The decline in core inflation is mainly the result of lower growth in services prices (6.4% YoY in December vs. 7.8% YoY in November). This was due to a sharp decline in prices of transportation services (down 14.9% YoY vs. a 2.0% increase in November) and lower price growth in the communications category. Also, clothing prices fell more sharply in December than in November. This is a result of demand disruption caused by the introduction of new restrictions, as well as an acceleration of the sales season following the post-Christmas retail restrictions announced in mid-December.

In 1Q21, due to base effects for fuel and food, price growth should amount to ca. 2.5% YoY, but in 2021 CPI should average 3.1% YoY. The most important pro-inflationary factors this year includes administrative decisions: the introduction of the power fee, the Renewable Energy Sources fee, the sugar tax, the retail tax and the increase in rubbish collection fees. We estimate that the combined impact of these factors on CPI is about 1.0ppt. Companies are also likely compensating for the cost of adjusting their operations to stricter sanitary requirements.

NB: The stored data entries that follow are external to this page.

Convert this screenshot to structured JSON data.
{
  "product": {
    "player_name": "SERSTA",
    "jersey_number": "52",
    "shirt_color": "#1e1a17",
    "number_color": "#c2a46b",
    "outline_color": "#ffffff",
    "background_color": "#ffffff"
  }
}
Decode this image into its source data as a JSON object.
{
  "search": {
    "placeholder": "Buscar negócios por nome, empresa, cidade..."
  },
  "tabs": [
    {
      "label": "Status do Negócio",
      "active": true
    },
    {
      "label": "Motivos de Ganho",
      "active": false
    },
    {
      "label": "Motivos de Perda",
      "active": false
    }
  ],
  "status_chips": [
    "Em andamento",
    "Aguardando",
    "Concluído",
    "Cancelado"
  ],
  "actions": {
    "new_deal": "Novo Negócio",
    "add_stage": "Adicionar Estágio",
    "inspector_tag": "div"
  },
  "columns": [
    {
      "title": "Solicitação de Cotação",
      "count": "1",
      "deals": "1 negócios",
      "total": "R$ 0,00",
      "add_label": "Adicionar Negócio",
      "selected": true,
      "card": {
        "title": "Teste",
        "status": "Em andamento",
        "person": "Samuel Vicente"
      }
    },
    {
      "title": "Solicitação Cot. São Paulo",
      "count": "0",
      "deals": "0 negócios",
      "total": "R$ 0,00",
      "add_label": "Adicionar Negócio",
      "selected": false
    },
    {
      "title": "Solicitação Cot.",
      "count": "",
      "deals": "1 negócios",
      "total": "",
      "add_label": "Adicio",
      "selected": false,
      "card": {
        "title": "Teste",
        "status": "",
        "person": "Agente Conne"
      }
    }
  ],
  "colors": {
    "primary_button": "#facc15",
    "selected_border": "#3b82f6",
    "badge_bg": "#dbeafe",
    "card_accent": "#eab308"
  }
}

Upward pressure on CPI is also expected to come from the expected rebound in consumption. Already in 3Q20, consumer demand was higher than in 4Q19, the pre-pandemic period, despite a sharp contraction in 2Q20. A low unemployment rate, generous fiscal programmes increasing households' disposable income combined with double-digit growth of money supply, should be an effective inflation stimulus. The record low share of private investment in GDP is also not conducive to easing inflationary pressure. Such a growth structure is not supportive for building competitive advantages which, through increased productivity, would alleviate inflationary pressures from higher consumption.